Il ne faut pas pour autant occulter les responsabilités des pays du Maghreb, aujourd'hui la région la moins intégrée au monde sur le plan économique, puisque le commerce international entre les différents pays de la zone ne représente que 3 à 4% des échanges. A contrario, le ministre portugais des Affaires étrangères, Rui Chancerelle de Machete, rappelle que les échanges entre les deux façades de la Méditerranée Occidentale atteignent 7,1% du commerce international, sur un marché regroupant 273 millions de personnes. En 2012, la tendance s'est accentuée avec une augmentation de 20% des exportations depuis l'Europe vers le Maghreb, et une croissance de 40% des exportations dans l’autre sens ! « Ce n'est pas assez », estime Juan Rosell, président du principal syndicat patronal espagnol (CEOE), qui plaide de son côté pour élargir les coopérations commerciales à l'ensemble de l'Afrique. 

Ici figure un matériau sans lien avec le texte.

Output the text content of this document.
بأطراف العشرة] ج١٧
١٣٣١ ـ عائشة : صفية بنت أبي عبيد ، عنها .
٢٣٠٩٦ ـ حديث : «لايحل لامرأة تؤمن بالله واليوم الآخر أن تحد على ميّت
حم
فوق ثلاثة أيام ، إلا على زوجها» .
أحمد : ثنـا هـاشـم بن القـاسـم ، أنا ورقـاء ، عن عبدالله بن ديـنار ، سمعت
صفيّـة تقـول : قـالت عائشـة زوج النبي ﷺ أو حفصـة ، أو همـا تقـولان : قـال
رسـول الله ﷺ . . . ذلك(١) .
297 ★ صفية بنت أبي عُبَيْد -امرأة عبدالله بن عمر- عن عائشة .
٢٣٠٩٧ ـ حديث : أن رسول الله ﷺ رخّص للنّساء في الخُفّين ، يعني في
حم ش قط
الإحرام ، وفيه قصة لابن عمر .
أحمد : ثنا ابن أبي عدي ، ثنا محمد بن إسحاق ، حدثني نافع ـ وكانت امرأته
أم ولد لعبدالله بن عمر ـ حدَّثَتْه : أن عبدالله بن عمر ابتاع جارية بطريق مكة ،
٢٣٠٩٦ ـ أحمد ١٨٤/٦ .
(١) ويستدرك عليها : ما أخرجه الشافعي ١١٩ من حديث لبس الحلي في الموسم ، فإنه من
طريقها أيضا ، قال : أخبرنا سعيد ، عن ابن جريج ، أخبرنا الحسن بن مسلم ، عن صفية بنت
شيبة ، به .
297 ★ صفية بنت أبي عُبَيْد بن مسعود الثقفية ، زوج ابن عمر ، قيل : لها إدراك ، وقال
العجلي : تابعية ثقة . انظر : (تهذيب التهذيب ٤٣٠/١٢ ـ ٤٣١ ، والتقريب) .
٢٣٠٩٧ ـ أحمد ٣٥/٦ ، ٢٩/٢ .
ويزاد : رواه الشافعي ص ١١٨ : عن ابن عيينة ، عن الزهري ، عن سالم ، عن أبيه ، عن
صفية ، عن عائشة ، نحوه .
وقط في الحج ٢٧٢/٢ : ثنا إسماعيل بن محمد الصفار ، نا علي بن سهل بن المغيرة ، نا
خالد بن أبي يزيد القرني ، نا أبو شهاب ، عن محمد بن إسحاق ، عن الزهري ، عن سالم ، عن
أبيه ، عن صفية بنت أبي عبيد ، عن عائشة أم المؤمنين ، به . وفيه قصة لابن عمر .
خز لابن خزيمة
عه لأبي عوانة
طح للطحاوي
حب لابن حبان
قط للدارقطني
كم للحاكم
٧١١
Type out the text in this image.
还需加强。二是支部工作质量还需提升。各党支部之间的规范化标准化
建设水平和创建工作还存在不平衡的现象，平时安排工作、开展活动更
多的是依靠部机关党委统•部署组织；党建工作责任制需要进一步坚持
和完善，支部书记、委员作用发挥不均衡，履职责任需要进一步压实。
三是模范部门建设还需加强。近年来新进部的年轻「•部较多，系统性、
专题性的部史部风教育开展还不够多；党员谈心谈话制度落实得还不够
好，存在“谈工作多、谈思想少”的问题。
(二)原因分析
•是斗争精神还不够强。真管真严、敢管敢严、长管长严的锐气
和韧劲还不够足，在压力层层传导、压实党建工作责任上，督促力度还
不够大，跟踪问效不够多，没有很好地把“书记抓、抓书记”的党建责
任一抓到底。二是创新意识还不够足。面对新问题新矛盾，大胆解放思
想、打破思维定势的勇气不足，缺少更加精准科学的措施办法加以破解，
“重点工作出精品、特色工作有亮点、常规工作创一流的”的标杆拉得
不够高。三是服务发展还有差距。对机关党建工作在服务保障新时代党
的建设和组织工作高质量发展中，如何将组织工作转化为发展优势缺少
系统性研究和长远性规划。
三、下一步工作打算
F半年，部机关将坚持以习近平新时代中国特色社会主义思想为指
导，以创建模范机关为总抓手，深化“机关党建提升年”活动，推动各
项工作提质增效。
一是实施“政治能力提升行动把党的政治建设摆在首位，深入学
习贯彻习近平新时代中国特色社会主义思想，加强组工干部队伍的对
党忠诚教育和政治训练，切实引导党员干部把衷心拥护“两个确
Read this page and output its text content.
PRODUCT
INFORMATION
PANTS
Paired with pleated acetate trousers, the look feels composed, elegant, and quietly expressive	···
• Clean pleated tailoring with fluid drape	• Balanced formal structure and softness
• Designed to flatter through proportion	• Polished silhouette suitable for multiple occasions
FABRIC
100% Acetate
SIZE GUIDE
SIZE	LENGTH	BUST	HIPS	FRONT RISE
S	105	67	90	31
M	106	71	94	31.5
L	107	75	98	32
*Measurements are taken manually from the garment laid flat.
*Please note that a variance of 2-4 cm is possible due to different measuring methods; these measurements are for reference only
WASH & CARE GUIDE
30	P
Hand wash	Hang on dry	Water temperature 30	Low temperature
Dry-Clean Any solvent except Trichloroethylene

« Davantage d'argent que de projets »

Fathallah Sijilmassi, Secrétaire de l'Union pour la Méditerranée, qui
coordonnait le premier Forum Économique de la Méditerranée Occidentale (photo UpM)
La prise de conscience croissante d'un espace économique méditerranéen restera sans doute comme le point le plus positif de ce premier Forum Économique de la Méditerranée Occidentale, pour conforter d'abord « les complémentarités dans les deux segments d'échanges les plus dynamiques, à savoir les exportations et le tourisme », comme le signale Sener Florensa, président de l'IEMed. 
D'autant que, malgré la crise, les moyens de soutenir les investissements existent : la baisse des financements européens est compensée par l'arrivée de nouveaux investisseurs, en provenance notamment des pays du Golfe. L'implication de la Norvège (qui n'est pas membre de l'UE) dans le projet « Med4Job » de l'UpM, visant à améliorer l'employabilité des jeunes et des femmes, est un autre exemple de l’intérêt suscité par l'espace économique méditerranéen. Des soutiens nécessaires aux efforts en matière d'infrastructures (transport, énergies...) et d'éducation, indispensables pour consolider les économies du sud de la Méditerranée. 
Au point que le secrétaire général de l'UpM estime qu'il existe toujours sur la table « davantage d'argent que de projets ». C'est ici qu'intervient la valeur ajoutée de l'Union pour la Méditerranée, dans le rôle notamment d'interface entre les ONG et les bailleurs de fonds (BEI, Banque Islamique du Développement, Banque Mondiale, Commission Européenne...). Avec toute une capacité d'expertise et de « diplomatie économique » permettant aussi de renforcer la collaboration entre États, à l'instar du projet de coopération hispano-algérien pour élaborer une « stratégie de l'Eau », pour une gestion durable des ressources. 
Mais le véritable intérêt de la réunion des dix pays de la Méditerranée Occidentales se mesurera dans les faits : « Les échanges que nous avons confortés à travers cette rencontre doivent nous permettre de faire émerger 17 ou 18 projets concrets d'ici le prochain forum Économique de la Méditerranée Occidentale », estime Juan Rosell. Ce deuxième rendez-vous est prévu en 2014, à Lisbonne, où l'ensemble des acteurs se retrouvera pour tirer un bilan de la coopération économico-politique initiée à Barcelone. 

(1) Les membres du groupe 5 + 5 sont : l'Algérie, la France, l'Italie, la Libye, Malte, la Mauritanie, le Maroc, le Portugal, l'Espagne et la Tunisie.